Collection Development Librarians will tell you that while Faculty members don’t look at Impact Factors of journals before publishing, many graduate students do. Which means the sooner TWC starts generating impact data, the better.

Measuring the impact of scholarly journals is a tricky, controversial business. Most of the established methods are highly flawed, simply because counting citations is not the most reliable way to track a journal’s impact, and the reporting of citation statistics even less so.

That being said, the gold standard is still the Journal Citation Report (JCR), published by Thomson Reuters. The JCR provides an Impact Factor (IF) for each of its titles, which measures the frequency with which an average article has been cited in a particular year. The IF is calculated by dividing the number of current year citations to the source items published in that journal during the previous two years.

The first goal of the JCR was to track the impact of scientific journals, and they track an impressive 7,300+ titles. The social sciences JCR is newer and consequently smaller, with only 2,200+ titles. Getting a new journal listed in either report is highly competitive: Thomson Reuters reviews over 2,000 new titles each year, and accepts 10-12% for inclusion in the report. Evaluation criteria include diversity of authorship and citation data. Which are exactly the qualities TWC hopes to strengthen by being listed in the report.

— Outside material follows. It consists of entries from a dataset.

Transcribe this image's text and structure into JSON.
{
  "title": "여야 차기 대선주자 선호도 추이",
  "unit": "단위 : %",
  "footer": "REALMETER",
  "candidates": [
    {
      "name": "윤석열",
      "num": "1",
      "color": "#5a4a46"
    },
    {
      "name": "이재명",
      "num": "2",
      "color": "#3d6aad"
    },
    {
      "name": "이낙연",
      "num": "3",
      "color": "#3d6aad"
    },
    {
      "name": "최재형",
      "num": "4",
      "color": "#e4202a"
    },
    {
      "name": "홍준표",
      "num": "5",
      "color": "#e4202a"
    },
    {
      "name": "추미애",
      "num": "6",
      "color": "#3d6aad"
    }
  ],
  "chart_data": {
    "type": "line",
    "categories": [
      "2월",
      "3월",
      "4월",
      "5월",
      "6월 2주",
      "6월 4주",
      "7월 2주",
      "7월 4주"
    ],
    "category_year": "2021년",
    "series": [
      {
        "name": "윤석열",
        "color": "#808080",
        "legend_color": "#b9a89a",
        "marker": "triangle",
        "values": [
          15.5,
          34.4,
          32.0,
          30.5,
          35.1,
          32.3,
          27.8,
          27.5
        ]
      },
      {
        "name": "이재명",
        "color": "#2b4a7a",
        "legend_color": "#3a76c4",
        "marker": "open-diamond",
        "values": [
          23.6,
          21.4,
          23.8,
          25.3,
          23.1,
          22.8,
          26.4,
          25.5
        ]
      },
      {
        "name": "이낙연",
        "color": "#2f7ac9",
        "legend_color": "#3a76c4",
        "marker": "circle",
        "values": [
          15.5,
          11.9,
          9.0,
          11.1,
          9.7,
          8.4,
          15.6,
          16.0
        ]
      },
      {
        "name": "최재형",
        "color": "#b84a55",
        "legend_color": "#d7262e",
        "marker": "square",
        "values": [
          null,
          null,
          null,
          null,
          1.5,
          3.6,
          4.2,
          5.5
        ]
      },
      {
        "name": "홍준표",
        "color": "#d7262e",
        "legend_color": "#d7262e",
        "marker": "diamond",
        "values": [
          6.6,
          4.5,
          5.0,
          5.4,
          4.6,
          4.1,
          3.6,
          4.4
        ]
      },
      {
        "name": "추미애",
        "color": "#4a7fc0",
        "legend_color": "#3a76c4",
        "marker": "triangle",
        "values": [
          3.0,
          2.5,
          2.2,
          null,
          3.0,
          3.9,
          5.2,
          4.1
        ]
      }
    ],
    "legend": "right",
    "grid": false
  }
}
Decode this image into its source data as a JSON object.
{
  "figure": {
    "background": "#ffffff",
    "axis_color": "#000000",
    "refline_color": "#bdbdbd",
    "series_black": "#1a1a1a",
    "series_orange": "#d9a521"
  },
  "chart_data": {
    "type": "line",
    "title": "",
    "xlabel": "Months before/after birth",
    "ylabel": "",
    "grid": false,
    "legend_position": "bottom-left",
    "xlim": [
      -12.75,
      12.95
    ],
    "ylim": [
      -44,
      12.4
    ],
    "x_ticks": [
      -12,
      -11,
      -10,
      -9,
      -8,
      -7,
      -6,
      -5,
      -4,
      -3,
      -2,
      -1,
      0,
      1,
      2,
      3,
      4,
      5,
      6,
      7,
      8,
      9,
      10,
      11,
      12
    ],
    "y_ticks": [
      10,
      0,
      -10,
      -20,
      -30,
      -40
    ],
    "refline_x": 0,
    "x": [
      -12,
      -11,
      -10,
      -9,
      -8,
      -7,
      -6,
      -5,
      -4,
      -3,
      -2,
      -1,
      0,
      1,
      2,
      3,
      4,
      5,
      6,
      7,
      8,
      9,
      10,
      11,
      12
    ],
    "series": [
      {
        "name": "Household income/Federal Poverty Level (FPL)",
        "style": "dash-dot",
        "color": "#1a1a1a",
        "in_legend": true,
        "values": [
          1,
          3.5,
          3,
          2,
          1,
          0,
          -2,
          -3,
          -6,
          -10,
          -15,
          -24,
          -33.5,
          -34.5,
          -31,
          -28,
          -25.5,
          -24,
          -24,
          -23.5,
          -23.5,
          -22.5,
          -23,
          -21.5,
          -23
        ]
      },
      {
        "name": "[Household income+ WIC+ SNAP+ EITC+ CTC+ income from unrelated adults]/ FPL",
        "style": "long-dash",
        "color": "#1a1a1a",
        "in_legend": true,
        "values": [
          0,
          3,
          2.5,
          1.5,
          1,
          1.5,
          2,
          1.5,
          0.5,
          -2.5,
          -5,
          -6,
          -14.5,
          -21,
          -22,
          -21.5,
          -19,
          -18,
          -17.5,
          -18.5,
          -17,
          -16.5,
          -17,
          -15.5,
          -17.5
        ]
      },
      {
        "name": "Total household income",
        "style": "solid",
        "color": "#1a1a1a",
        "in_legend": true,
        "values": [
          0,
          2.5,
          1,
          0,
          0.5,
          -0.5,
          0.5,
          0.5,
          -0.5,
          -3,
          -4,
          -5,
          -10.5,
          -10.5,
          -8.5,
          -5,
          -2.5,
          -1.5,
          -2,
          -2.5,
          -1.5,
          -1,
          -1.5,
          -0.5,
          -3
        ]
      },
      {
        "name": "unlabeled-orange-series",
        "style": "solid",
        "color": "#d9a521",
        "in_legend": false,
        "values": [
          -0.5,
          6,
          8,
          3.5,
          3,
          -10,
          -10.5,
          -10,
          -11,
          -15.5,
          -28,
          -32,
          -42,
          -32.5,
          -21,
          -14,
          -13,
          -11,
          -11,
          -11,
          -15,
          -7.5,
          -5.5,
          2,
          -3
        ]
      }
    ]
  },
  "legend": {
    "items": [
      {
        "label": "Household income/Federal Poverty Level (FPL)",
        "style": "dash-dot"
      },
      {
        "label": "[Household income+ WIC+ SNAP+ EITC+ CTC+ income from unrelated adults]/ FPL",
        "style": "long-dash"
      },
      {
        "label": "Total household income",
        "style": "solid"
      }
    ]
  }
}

For journals like TWC, the JCR is not a perfect match. But is it still worth pursuing? Absolutely. For newer journals, the JCR is an investment in the long term.

In the short term, TWC might consider following in the footsteps of PLoSONE, the online, open-access journal by the Public Library of Science. PLoSONE uses a system called Article-Level Metrics (ALM) to measure the impact of specific articles, in an effort to evaluate individual articles rather than the journal as a whole:

“Article-level metrics place relevant data on each article to help users determine the value of that article to them and to the scientific community in general. Importantly, they provide additional and regularly updated context to the article, which currently includes data on citations, online usage, social bookmarks, comments, notes, blog posts about the article, and ratings of the article.”

To those of us who work in website development, this sounds a lot like a cousin of Google Analytics, which, believe me, is a complement. These are the tools we should be using to measure the impact of online journals. Where the print model was subject to measuring readership through circulation and subscription data, for example, the online journal should measure the same through usage data (page views, downloads, unique users, etc).

At PLoSONE, ALM data is having a positive effect on author satisfaction. In their 2010 report, after just one year of using the system, ALM was a significant factor in deciding to publish with PLoSONE, and 32 of 101 survey respondents reported finding the data useful in some way. And whether or not they have ALM to thank, in the same year, authors considering PLoSONE as a first choice journal rose from 23% to 37%.

On July 27, PLoS launched the Article-Level Metrics API to give researchers access to their statistics.

So, there are two ways for TWC to get Impact measurement data. The old-school method of JCR and the new technology of ALM. Both are worth doing: one for longevity, the other for immediacy. And, who knows, ALM may be the new JCR for the open-access digital world.